Los buques de escolta empiezan a disparar por encima de sus cabezas, un sonido estremecedor acompañado de destellos de luces. Los soldados empiezan a bajar por las redes de cuerda hasta las lanchas de desembarco que han sido botadas previamente. Los hábiles marineros intentan mantenerlas cerca de las redes, pero es un trabajo complicado con la mar en ese estado. Uno de los nuevos reclutas enreda su fusil en la red, eso le hace tropezar y cae contra la borda del lanchón. No se recuperará su cuerpo. Otro recluta tiene más suerte y cae al mar. Le recogerán con hipotermia pocos minutos después. La Sangrienta Siete ocupa su sitio en el lanchón, ni los primeros, ni los últimos, uno no ha llegado a ser un superviviente dejando estas cosas al azar.

—Jefe, no creo que sea la invasión, el agua está muy fría para ser la costa francesa. —Otra orden de silencio.

Las barcas cabecean arriba y abajo y la playa está llena de humo blanco y algunas cargas de artillería caen por delante y por detrás de ellos. Algunos soldados, creyendo que les alcanzarán se lanzan al mar para alcanzar la orilla a nado, pero es una locura, el peso del equipo les arrastra al fondo antes incluso que las detonaciones les destrocen los oídos o algo más.

—Jefe, ese castillo no es de la costa francesa. No creo que esto sea la invasión… vale, vale, ya me callo.

El castillo controla la playa como un silencioso vigilante con sus piedras grises ennegrecidas por el clima, De planta recta y almenaras altas contempla como la puerta de la lancha se abre con un chapoteo en el agua de la orilla. Sus ocupantes escuchan el tableteo de las ametralladoras alemanas y el ruido de las explosiones de mortero sobre la arena, pero salen, salen, salir en la única forma de sobrevivir.

Y avanzan. Están teniendo bastante fortuna porque las ametralladoras no se fijan en ellos y alcanzan el farallón de la marea. La tierra es oscura, como la noche. El sargento hace la seña a los soldados para que le sigan y rodea el castillo por la izquierda. Se arrastran intentando alcanzar las tierras más elevadas del interior donde esperan que estarán los búnkeres alemanes.

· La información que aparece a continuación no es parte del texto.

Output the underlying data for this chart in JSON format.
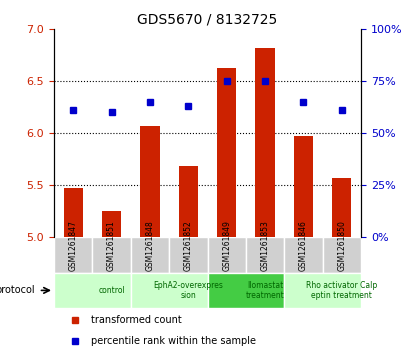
{
  "title": "GDS5670 / 8132725",
  "samples": [
    "GSM1261847",
    "GSM1261851",
    "GSM1261848",
    "GSM1261852",
    "GSM1261849",
    "GSM1261853",
    "GSM1261846",
    "GSM1261850"
  ],
  "bar_values": [
    5.47,
    5.25,
    6.07,
    5.68,
    6.63,
    6.82,
    5.97,
    5.57
  ],
  "dot_values": [
    61,
    60,
    65,
    63,
    75,
    75,
    65,
    61
  ],
  "bar_color": "#cc2200",
  "dot_color": "#0000cc",
  "ylim_left": [
    5.0,
    7.0
  ],
  "ylim_right": [
    0,
    100
  ],
  "yticks_left": [
    5.0,
    5.5,
    6.0,
    6.5,
    7.0
  ],
  "yticks_right": [
    0,
    25,
    50,
    75,
    100
  ],
  "ytick_labels_right": [
    "0%",
    "25%",
    "50%",
    "75%",
    "100%"
  ],
  "protocols": [
    {
      "label": "control",
      "start": 0,
      "end": 2,
      "color": "#ccffcc"
    },
    {
      "label": "EphA2-overexpres\nsion",
      "start": 2,
      "end": 4,
      "color": "#ccffcc"
    },
    {
      "label": "Ilomastat\ntreatment",
      "start": 4,
      "end": 6,
      "color": "#44cc44"
    },
    {
      "label": "Rho activator Calp\neptin treatment",
      "start": 6,
      "end": 8,
      "color": "#ccffcc"
    }
  ],
  "legend_items": [
    {
      "label": "transformed count",
      "color": "#cc2200",
      "marker": "s"
    },
    {
      "label": "percentile rank within the sample",
      "color": "#0000cc",
      "marker": "s"
    }
  ],
  "protocol_label": "protocol",
  "background_color": "#ffffff",
  "plot_bg_color": "#ffffff",
  "sample_cell_color": "#d0d0d0"
}
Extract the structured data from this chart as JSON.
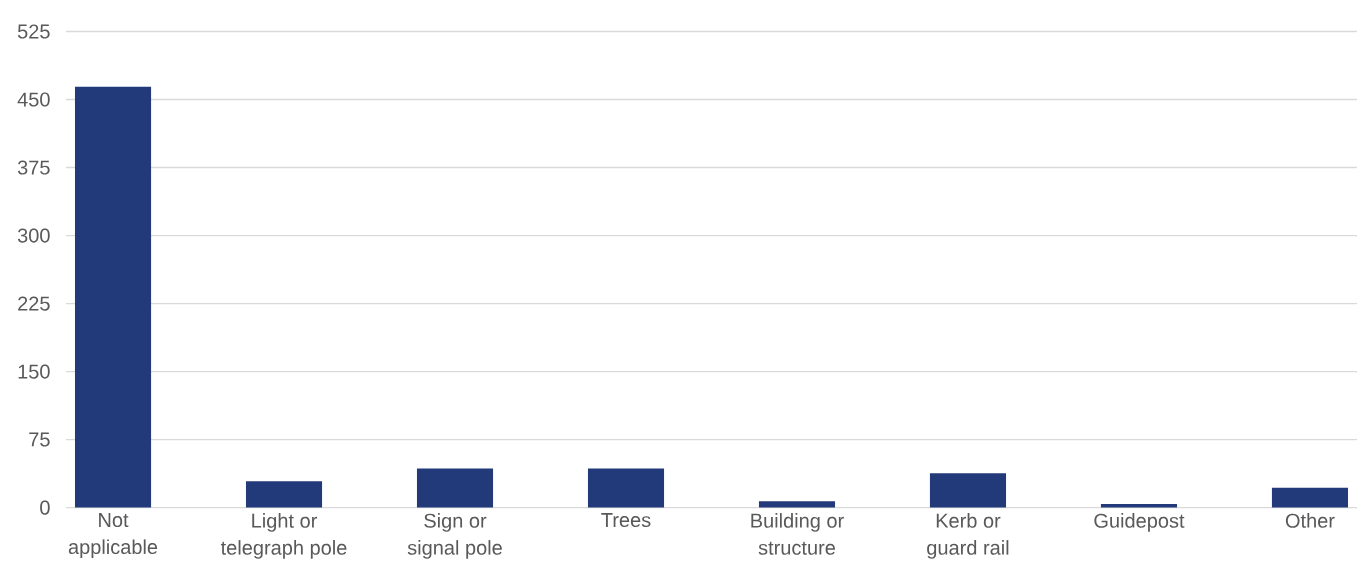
{
  "chart_data": {
    "type": "bar",
    "categories": [
      "Not applicable",
      "Light or telegraph pole",
      "Sign or signal pole",
      "Trees",
      "Building or structure",
      "Kerb or guard rail",
      "Guidepost",
      "Other"
    ],
    "values": [
      464,
      29,
      43,
      43,
      7,
      38,
      4,
      22
    ],
    "color": "#233a7a",
    "ylim": [
      0,
      525
    ],
    "yticks": [
      0,
      75,
      150,
      225,
      300,
      375,
      450,
      525
    ],
    "grid": "y"
  }
}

Peters, por bocazas, abre el camino y al llegar a arriba, arrastrándose, se topa con dos botas negras dentro de las cuales hay dos piernas desnudas y peludas que se pierden tras una especie de falda a cuadros. Un hombre escondido tras una gruesa barba y una humeante pipa le sonríe.

—¡Mierda jefe, le dije que esto no era Francia!